Несмотря на патриархальные пережитки, в семье Ме­леховых, ее укладе, традиции много разумного и притя­гательного. В неравную борьбу за честь невинной жены, которую требовали на растерзание, вступил Прокофйй Мелехов. Крут и суров Пантелей Прокофьевич, но в то же время он и справедлив, оберегает честь своей семьи. Не просто из-за самодурства пытается он уломать Григория жениться на Наталье, когда тот увлекся Ак­синьей... Да и потом ограждал Наталью и ее детей от бед. Этим занята и хранительница домашнего очага, муд­рая и сильная духом Ильинична.

В те годы, когда создавался «Тихий Дон», шла поле­мика о семье и браке. Появились произведения — «Соба­чий переулок» Л. Гумилевского, «Луна с правой сторо­ны» С. Малашкина, «Без черемухи» П. Романова и дру­гие, в которых решалась тема, волновавшая молодежь. Огрубление нравов, анархию писатели порой возводили даже в норму, показывали в человеке прежде всего животное, изображали «откровенные сцены». Они есть у Б. Пильняка в «Голом годе» и у И. Калинникова в романе «Мощи».

Нравственные основы, семья, забота о поколении, нормальные супружеские отношения считались пере­житком прошлого. А у Б. Пильняка есть рассказ о том, как сын испытывает мужское влечение к родной матери.
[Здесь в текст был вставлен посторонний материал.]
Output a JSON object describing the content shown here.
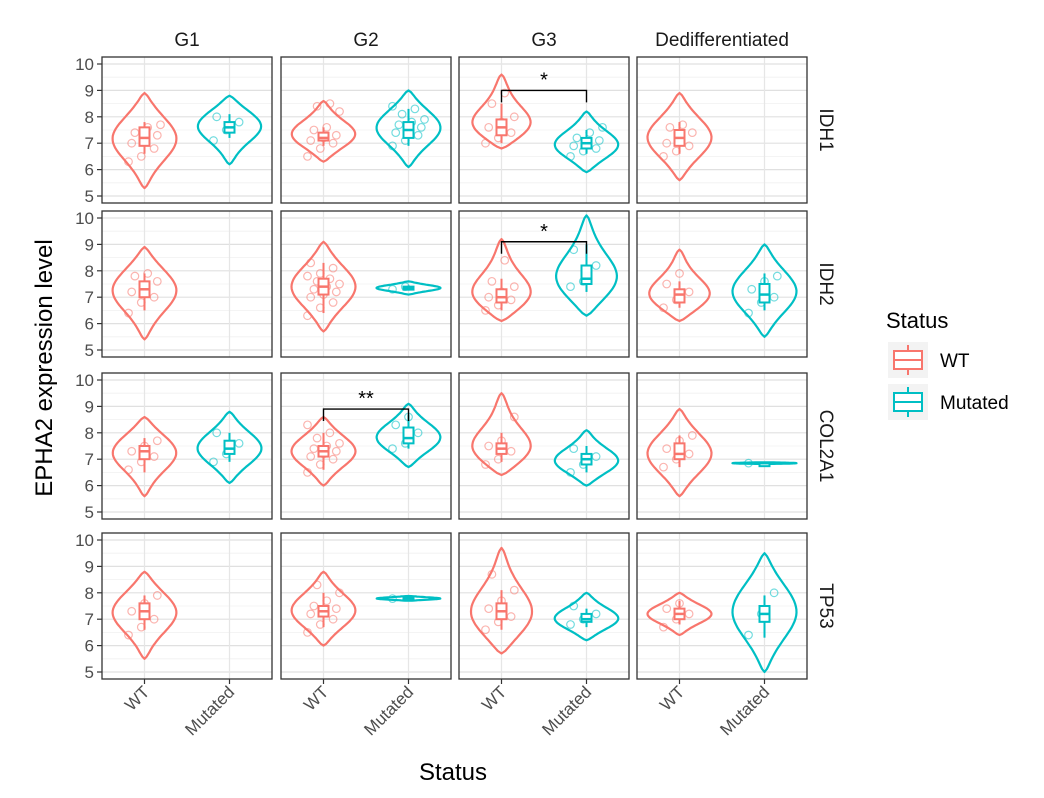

У некоторых писателей получалось, что любовь — фи­зиологический процесс, безграничная власть инстинктов, безудержной чувственности. Это приводило к отрицанию психического, эмоционального, приводило к цинизму и арцыбашевщине. Теоретической основой всего этого;— если можно всерьез говорить о теории — был вульгар­ный материализм, в свое время раскритикованный Энгельсом.

Шолохов решает эту проблему, опираясь на здравые представления народа о семье и браке. Он выступает против той любви, которая так устраивает Лизу Мохову, Митьку Коршунова.

Видимо, прав был Пантелей Прокофьевич, когда га­лопом примчался на поле, с кнутом в руках, услышав, что сыновья подрались и в ход пошли вилы. Глава семьи следит за порядком и не дает никому распуститься.

«— Пе-ре-по-рю-ю-у-у-у... сукины сыны!..— завопил он еще издали и размотал над головой ременный арап­ник...— Кто кого вилами порол? За что дрались?..»

Дело не в арапнике, а в том, что есть глава семьи, отец.

Не откажешь в правоте Пантелею Прокофьевичу и Ильиничне, когда они следят за тем, чтоб их снохи — Наталья и Дарья — несли равный труд по хозяйству.

Права и Наталья, когда ругает сына за грубость: Мишат- ка назвал «хромым бесом» деда Пантелея.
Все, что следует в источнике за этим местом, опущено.